More than 500 delegates attended the event from right across the industry for the four-day program, which included international speakers Soren Bjorn from Driscoll’s, Juan Ignacio Allende from Hortifrut SA and Professor David Hughes from the UK. Berries Australia Executive Director Rachel Mackenzie says it also was a good chance for the industry to gather and discuss issues of importance to drive future direction.

"I have been reflecting on the emerging themes from BerryQuest, and out of every presentation that I saw, sustainability was very important," she said. "It's not fringe or niche, and is not something that we should do that is on top of our everyday business, it has to be integrated into our day-to-day business. The other thing I thought interesting, having worked in horticulture for 15 years or so, is that the dial has changed on climate change; we're not talking about whether it is happening and what will it mean - climate change is here. We see it, we feel it and it is impacting us and we have to manage it. We learnt about the quality and the need for product differentiation, so we are giving our consumers the absolute best eating experience. We are fortunate to represent the 'berry basket' and we need to be able to market that better to get better returns back to everyone in the industry. While of course, we discussed workforce issues and also opportunities for export - it may not be for every grower, but as an industry, it is an important area for focus."

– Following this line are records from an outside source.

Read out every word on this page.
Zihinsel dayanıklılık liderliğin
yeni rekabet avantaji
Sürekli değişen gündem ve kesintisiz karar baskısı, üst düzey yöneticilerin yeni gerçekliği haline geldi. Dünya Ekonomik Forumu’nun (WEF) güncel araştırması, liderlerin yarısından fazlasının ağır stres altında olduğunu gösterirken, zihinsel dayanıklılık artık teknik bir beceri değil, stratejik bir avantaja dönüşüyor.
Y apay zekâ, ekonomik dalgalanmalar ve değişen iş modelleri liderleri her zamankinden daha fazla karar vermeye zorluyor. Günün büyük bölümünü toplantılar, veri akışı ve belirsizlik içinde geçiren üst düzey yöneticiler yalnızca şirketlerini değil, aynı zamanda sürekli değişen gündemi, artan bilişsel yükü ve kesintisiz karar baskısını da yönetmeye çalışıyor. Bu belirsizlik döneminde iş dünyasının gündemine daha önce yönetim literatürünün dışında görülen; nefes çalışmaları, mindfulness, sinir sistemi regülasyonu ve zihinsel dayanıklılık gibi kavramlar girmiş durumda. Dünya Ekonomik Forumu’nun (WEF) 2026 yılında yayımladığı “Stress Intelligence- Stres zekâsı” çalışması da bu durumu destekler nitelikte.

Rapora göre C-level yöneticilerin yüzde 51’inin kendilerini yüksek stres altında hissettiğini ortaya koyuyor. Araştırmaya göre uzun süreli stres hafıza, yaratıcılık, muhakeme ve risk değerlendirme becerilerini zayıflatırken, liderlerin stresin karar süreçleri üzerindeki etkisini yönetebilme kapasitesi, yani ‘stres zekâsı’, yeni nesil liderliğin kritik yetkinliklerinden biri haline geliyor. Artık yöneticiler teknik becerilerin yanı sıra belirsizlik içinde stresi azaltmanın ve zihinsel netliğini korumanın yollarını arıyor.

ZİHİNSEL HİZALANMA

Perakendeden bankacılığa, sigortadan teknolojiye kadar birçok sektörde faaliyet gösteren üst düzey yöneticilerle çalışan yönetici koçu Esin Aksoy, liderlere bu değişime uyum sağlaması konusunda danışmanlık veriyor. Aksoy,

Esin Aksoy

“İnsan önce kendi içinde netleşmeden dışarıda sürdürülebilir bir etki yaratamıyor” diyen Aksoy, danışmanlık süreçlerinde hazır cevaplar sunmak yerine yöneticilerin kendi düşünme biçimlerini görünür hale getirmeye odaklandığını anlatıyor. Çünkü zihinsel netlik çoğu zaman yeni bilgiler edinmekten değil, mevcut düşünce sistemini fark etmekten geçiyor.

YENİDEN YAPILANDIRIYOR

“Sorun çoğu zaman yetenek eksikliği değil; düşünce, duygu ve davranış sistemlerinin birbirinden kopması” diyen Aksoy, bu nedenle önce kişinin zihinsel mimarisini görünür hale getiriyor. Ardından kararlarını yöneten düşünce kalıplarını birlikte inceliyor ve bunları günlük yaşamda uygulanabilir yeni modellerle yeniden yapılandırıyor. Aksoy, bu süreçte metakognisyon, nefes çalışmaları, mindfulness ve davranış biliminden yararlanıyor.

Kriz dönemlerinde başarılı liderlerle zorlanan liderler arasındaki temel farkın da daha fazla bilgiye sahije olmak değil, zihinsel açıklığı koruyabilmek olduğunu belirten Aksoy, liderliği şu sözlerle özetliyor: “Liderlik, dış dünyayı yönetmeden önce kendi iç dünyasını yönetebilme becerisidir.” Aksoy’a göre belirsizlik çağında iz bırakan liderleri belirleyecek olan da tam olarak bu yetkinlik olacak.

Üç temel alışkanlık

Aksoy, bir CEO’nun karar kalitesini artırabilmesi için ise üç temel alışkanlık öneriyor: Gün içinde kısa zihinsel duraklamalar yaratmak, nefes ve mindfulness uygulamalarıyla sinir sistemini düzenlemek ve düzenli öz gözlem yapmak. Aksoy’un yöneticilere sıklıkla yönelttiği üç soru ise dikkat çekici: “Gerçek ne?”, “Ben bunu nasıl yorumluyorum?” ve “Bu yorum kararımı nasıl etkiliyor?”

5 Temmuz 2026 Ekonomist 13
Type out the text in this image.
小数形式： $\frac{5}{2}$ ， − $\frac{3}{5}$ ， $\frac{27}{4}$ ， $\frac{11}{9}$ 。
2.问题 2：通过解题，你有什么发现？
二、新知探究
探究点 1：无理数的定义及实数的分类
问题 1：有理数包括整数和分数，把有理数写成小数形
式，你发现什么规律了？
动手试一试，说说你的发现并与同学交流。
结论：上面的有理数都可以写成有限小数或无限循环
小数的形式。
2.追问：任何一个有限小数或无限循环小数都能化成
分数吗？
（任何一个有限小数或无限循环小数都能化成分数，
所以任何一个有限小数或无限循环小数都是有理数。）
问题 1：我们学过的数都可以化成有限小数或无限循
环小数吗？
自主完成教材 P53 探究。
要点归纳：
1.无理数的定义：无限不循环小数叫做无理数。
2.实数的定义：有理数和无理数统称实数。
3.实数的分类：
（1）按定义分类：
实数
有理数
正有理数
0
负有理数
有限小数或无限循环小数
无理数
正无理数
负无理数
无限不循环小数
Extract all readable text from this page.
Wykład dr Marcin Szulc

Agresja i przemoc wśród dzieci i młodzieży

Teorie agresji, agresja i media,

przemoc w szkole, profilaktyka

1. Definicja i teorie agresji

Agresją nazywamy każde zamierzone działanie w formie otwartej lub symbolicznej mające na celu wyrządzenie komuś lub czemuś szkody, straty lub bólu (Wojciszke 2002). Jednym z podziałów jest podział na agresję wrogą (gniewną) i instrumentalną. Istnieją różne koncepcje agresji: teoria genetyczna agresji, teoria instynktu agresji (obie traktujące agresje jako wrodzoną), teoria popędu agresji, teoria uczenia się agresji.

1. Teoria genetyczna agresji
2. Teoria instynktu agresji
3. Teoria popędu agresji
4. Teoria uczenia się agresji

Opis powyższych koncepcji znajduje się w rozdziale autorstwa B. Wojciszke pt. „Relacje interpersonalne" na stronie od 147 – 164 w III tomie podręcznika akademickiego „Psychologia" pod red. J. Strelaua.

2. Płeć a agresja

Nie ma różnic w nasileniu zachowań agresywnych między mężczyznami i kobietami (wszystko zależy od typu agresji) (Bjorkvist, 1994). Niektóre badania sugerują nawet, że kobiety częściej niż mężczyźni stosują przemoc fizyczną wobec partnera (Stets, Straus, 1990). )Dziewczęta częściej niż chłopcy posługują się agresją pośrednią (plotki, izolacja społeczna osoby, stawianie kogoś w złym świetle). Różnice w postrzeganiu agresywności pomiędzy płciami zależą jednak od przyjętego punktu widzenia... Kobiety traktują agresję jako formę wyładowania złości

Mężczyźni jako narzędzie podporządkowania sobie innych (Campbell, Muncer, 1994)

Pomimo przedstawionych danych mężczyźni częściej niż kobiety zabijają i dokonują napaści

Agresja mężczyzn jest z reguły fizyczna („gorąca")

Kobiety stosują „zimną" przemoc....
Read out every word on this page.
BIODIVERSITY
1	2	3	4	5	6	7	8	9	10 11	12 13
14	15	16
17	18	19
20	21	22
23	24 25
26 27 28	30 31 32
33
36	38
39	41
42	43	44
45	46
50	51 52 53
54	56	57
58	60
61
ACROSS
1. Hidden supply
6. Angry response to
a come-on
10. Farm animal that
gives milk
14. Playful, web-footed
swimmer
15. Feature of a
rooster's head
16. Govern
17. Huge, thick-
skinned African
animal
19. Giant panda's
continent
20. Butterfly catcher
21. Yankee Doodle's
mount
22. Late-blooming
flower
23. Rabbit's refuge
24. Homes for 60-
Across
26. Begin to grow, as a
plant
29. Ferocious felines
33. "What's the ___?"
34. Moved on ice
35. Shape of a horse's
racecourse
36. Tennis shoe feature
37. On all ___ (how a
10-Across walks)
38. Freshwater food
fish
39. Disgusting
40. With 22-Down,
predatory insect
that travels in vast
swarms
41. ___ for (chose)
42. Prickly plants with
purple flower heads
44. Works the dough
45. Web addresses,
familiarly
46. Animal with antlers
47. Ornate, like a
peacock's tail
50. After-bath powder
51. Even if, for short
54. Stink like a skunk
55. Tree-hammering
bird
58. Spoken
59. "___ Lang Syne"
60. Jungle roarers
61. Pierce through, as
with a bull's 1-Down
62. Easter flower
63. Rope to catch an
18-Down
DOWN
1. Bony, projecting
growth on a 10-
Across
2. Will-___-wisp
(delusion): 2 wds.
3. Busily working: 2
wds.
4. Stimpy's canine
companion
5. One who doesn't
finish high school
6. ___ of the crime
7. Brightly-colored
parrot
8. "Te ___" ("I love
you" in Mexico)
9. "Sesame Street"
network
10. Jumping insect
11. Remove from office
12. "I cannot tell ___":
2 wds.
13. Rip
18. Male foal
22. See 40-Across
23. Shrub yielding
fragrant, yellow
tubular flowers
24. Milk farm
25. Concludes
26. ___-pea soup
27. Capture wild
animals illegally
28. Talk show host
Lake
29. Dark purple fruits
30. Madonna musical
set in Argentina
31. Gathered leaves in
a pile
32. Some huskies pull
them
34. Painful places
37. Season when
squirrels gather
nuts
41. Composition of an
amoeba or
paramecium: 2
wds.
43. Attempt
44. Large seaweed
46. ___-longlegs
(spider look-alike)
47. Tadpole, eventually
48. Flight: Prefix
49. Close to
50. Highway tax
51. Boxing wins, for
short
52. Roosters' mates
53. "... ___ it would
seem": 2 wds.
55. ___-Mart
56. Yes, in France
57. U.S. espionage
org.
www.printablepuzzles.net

To view the photo report, click here

Ms Mackenzie explained that it was also important to ensure everyone was on the same page when it came to the berry Strategic Investment Plan (SIP) 2022-2026.

"We started off this conference with a research and development workshop and one of the key points that came out was that you need an overall industry strategic plan, so we can ensure the actual research and development that we actually invest in is actually taking us to where we want to be," she said. "The key points are there; success in overseas and domestic markets are pretty important to the industry. Also creating more resilient berry businesses, so making sustainability a key focus. We want to create a reliable workforce across berries for all skill levels, as well as strong community support for berries. Many may not be aware that in some areas berries are not the most favourite commodity which means we need to prove that we are a forward-thinking, productive industry. Another area is effective natural resource management and off-farm impacts, so things like water usage and appropriate chemical usage. But ultimately, we as Berries Australia want to be an innovative and responsive grower organisation."

Hort Innovation also announced two new berry varieties - white and pink coloured - that will hit the market in the coming seasons. There were more than thirty exhibitors in the trade show, showcasing a range of products from greenhouse equipment to fertiliser and even labour resource tools.

The Industry Gala Dinner was held at Sea World where the delegates were treated to a dolphin show before the conference concluded with farm tours throughout Thursday. The next BerryQuest International will be held in 2024.